VALPARAISO — Ongoing resistance to making mail-in balloting available to every registered voter in Indiana is not stopping the applications from rolling in across the Region.
Porter County election officials had received 4,954 applications as of Wednesday, which is more than the total number of mail-in ballots cast during the record-breaking presidential election of 2008, said Sundae Schoon, director of Porter County Elections and Voter Registration.
"We've never had this many people vote absentee by mail," she said.
Lake County had received 12,190 applications by Wednesday, as compared to the fewer than 8,000 people who voted by mail-in ballot during the last presidential election in 2016, county Election Director Michelle Fajman said.
She believes the national conventions stirred early interest in the Nov. 3 election.
"The night after Michelle Obama spoke, our phone calls about absentee ballots doubled," Fajman said. "People are making plans about how they want to vote and are putting those into action."
LaPorte County Clerk Kathy Chroback said, "We have had about 1,500 applications so far. In a normal year, we would only get about 1,200 total."
"I think people started early this time because they really don’t want to vote in person," she said.
The large number of applications, which Schoon expects to continue growing through the filing deadline of Oct. 22, comes on the heels of a record-breaking number of mail-in ballots cast statewide during the June primary. Officials said the large number is likely being driven by concerns over the ongoing coronavirus pandemic and all the national attention of the issue of mail-in voting.
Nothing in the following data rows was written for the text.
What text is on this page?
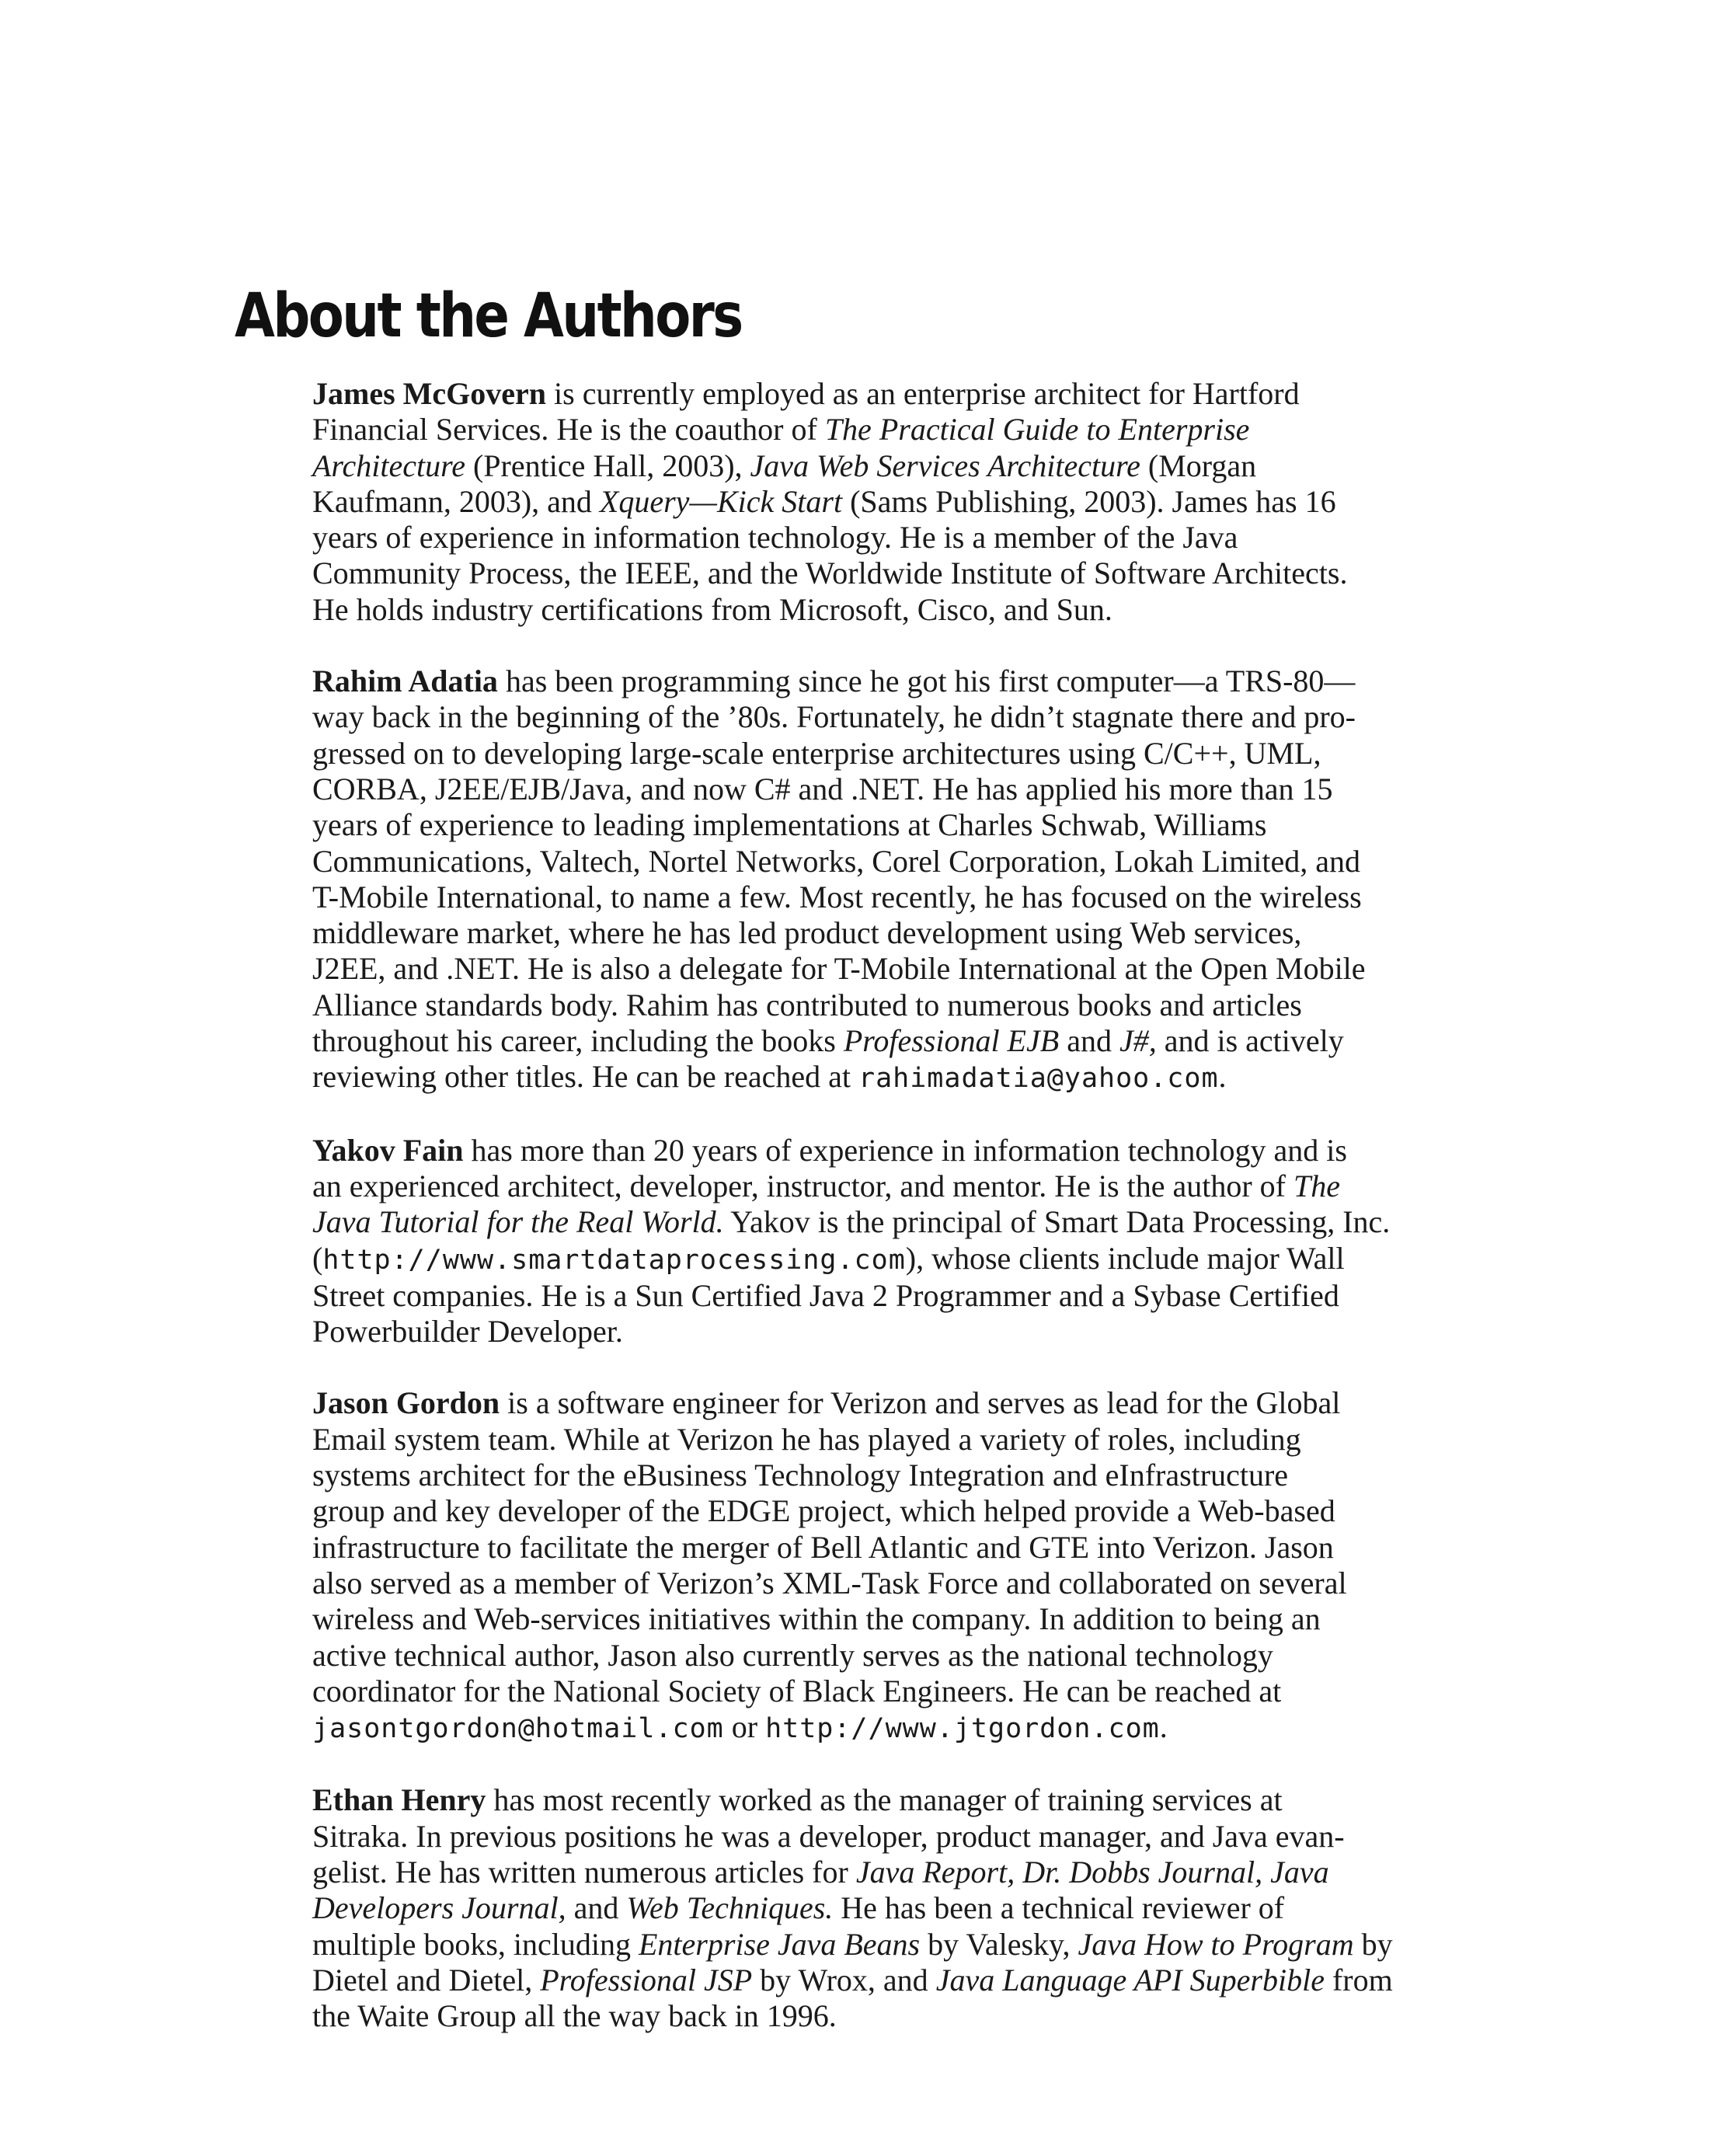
About the Authors

James McGovern is currently employed as an enterprise architect for Hartford
Financial Services. He is the coauthor of The Practical Guide to Enterprise
Architecture (Prentice Hall, 2003), Java Web Services Architecture (Morgan
Kaufmann, 2003), and Xquery—Kick Start (Sams Publishing, 2003). James has 16
years of experience in information technology. He is a member of the Java
Community Process, the IEEE, and the Worldwide Institute of Software Architects.
He holds industry certifications from Microsoft, Cisco, and Sun.

Rahim Adatia has been programming since he got his first computer—a TRS-80—
way back in the beginning of the ’80s. Fortunately, he didn’t stagnate there and pro-
gressed on to developing large-scale enterprise architectures using C/C++, UML,
CORBA, J2EE/EJB/Java, and now C# and .NET. He has applied his more than 15
years of experience to leading implementations at Charles Schwab, Williams
Communications, Valtech, Nortel Networks, Corel Corporation, Lokah Limited, and
T-Mobile International, to name a few. Most recently, he has focused on the wireless
middleware market, where he has led product development using Web services,
J2EE, and .NET. He is also a delegate for T-Mobile International at the Open Mobile
Alliance standards body. Rahim has contributed to numerous books and articles
throughout his career, including the books Professional EJB and J#, and is actively
reviewing other titles. He can be reached at rahimadatia@yahoo.com.

Yakov Fain has more than 20 years of experience in information technology and is
an experienced architect, developer, instructor, and mentor. He is the author of The
Java Tutorial for the Real World. Yakov is the principal of Smart Data Processing, Inc.
(http://www.smartdataprocessing.com), whose clients include major Wall
Street companies. He is a Sun Certified Java 2 Programmer and a Sybase Certified
Powerbuilder Developer.

Jason Gordon is a software engineer for Verizon and serves as lead for the Global
Email system team. While at Verizon he has played a variety of roles, including
systems architect for the eBusiness Technology Integration and eInfrastructure
group and key developer of the EDGE project, which helped provide a Web-based
infrastructure to facilitate the merger of Bell Atlantic and GTE into Verizon. Jason
also served as a member of Verizon’s XML-Task Force and collaborated on several
wireless and Web-services initiatives within the company. In addition to being an
active technical author, Jason also currently serves as the national technology
coordinator for the National Society of Black Engineers. He can be reached at
jasontgordon@hotmail.com or http://www.jtgordon.com.

Ethan Henry has most recently worked as the manager of training services at
Sitraka. In previous positions he was a developer, product manager, and Java evan-
gelist. He has written numerous articles for Java Report, Dr. Dobbs Journal, Java
Developers Journal, and Web Techniques. He has been a technical reviewer of
multiple books, including Enterprise Java Beans by Valesky, Java How to Program by
Dietel and Dietel, Professional JSP by Wrox, and Java Language API Superbible from
the Waite Group all the way back in 1996.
Mail-in ballots will begin going out Sept. 18 and are due back by noon on election day Nov. 3.
News of the strong interest in mail-in voting was welcomed by Porter County Republican Party Chairman Michael Simpson.
"I always tell people it's a great way to vote from your living room," he said.
The state requires applicants to choose at least one of 12 approved reasons for receiving a mail-in ballot and Simpson pointed no further than the first on the list: "I have a specific, reasonable expectation of being absent from the county on election day during the entire twelve (12) hours that the polls are open."
"I think it's important for people to vote," he said.
Other valid reasons include health and caretaker challenges, being 65 or older, work day restrictions, religious reasons and transportation problems.
Jim Wieser, the Lake County Democratic Party chairman, said, "I feel great about this. Our party advocated no-fault balloting. We lost that battle, but this current surge is the next best thing.
"We are exploring other early voting possibilities," he said. "Maybe, we could reach over 50,000 mail-in vote applications by October."
Lake County GOP Chairman Dan Dernulc said, "I hope that is good news for our Republican party candidates for governor, our state legislators, our county commissioner candidates. I’m sure there is concern about avoiding the coronavirus and this is an opportunity to do that if they are eligible for absentee ballots."
Schoon said the applications are generally approved without challenge.
The applications for a mail-in ballots are available online at indianavoters.in.gov or by contacting the Porter County elections office at 219-465-3485, said Porter County Clerk Jessica Bailey, who serves on the Porter County Board of Elections and Registration.
Lake County residents can contact the Lake County elections office at 219-755-3795.
LaPorte County residents can contact the LaPorte County clerk’s office in La Porte at 219-326-6808 or Michigan City at 219-874-5611, extention 2385. The address for mail-in or hand-delivered applications is 813 Lincolnway, Suite 105, La Porte, Indiana, 46350.
Bailey expects that early voting in general will be strong this year. Details of in-person early voting is available at each of the county election offices.